Interruption d'une conférence pro-israélienne par des militants pro-BDS (vidéo en anglais réalisée par d'ex-militaires israéliens de Reservists on duty).

Il s'agissait d'une réunion organisée par des réservistes de l’armée israélienne, s'inscrivant dans le cadre du Projet Gidéon. Ce projet a pour but d’enrôler d'ex-soldats de l'armée israélienne volontaires pour combattre le mouvement de boycott anti-Israël BDS sur les campus aux Etats-Unis, au Canada et en Europe. Il est dirigé par des réservistes de l’organisation «Front» et du «Lone Soldier Center». 

Une cinquantaine d’étudiants attendaient les ex-militaires israéliens et ont manifesté leur opposition à la politique israélienne dans les territoires occupées. Les militants israéliens étaient venus dans l’université califorinienne alors que se tenait une manifestation appelée Semaine contre l’apartheid en Israël.

Conférence interrompue à New York
Des incidents du même ordre ont eu lieu à New York. Dans le City College of New York, des étudiants ont perturbé la réunion organisée pour donner la parole au Consul général d’Israël à New York. (vidéo de l’incident en bas de cet article). 

Autre exemple, la très prestigieuse Université de Yale a vu la  remise fin avril d'un Prix Gandhi de la Paix à Omar Barghouti, fondateur et animateur du mouvement de boycott d’Israël BDS. Un prix remis par la présidente de JVP (Voix juive pour la paix), Rebecca Vilkmerson.
Remise du prix Gandhi à Omar Barghouti, fondateur du BDS, avec présentation par Rebecca Vilkmerson (JVP). En anglais.


Ces divers incidents interviennent dans un climat politique peu favorable aux défenseurs de la cause palestinienne après l’élection de Donald Trump à la présidence. C’est ainsi qu’au Texas, le gouverneur a signé un décret anti-BDS. L’Etat y interdit tout lien entre des organismes d’Etat et des entreprises qui boycottent Israël ou ses colonies. «Toute politique anti-israélienne est une politique anti-Texas. Le Texas ne va pas faire affaire avec une entreprise qui boycotte Israël», selon le gouverneur cité par Time of Israel.

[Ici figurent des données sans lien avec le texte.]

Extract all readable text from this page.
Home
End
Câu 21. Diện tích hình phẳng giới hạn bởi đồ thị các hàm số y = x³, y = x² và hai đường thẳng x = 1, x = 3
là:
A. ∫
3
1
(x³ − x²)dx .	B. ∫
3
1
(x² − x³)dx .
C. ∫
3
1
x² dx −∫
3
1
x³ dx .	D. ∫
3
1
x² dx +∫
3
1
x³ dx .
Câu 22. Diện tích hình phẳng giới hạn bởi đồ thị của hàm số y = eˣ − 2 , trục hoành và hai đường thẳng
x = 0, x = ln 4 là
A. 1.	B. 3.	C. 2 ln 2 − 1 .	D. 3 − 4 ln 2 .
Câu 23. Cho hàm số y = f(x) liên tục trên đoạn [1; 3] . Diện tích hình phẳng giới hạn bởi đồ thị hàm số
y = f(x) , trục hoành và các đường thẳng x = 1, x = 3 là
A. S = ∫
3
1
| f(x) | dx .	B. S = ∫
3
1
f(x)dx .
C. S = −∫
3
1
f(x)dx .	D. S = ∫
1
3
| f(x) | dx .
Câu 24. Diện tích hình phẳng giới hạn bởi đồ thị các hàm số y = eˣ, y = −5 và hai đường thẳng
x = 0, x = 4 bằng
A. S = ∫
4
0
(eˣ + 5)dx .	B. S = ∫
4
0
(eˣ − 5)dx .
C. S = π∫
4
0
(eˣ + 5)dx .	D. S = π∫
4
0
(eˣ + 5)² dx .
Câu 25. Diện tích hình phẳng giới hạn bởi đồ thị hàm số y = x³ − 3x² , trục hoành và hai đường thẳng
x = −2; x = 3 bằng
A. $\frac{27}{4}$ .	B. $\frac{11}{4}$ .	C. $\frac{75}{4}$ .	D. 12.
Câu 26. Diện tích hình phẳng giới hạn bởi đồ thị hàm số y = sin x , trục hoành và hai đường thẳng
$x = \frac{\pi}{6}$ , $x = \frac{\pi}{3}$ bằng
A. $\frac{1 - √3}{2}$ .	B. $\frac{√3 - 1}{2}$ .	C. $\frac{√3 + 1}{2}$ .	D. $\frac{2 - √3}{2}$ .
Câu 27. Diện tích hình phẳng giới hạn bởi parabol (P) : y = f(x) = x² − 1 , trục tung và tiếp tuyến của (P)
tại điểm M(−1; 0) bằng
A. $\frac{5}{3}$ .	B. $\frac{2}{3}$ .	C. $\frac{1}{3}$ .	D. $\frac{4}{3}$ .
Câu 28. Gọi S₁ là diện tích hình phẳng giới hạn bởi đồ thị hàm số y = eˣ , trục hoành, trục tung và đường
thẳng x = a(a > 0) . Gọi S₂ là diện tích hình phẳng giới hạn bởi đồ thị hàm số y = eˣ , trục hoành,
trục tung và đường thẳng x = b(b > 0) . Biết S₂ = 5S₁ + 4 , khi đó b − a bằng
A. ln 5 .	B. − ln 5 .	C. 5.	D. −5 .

Près d'une vingtaine d'Etats américains ont édicté des règles contre le BDS. Ces règles visent essentiellement les entreprises qui pourraient adhérer à ce boycott, car la liberté d'expression aux Etats-Unis (Premier amendement) rend difficile toute action contre les défenseurs de cette campagne. Au contraire de la France, où la justice est intervenue contre le mouvement BDS, entraînant une saisine de la Cour européenne des Droits de l'Homme.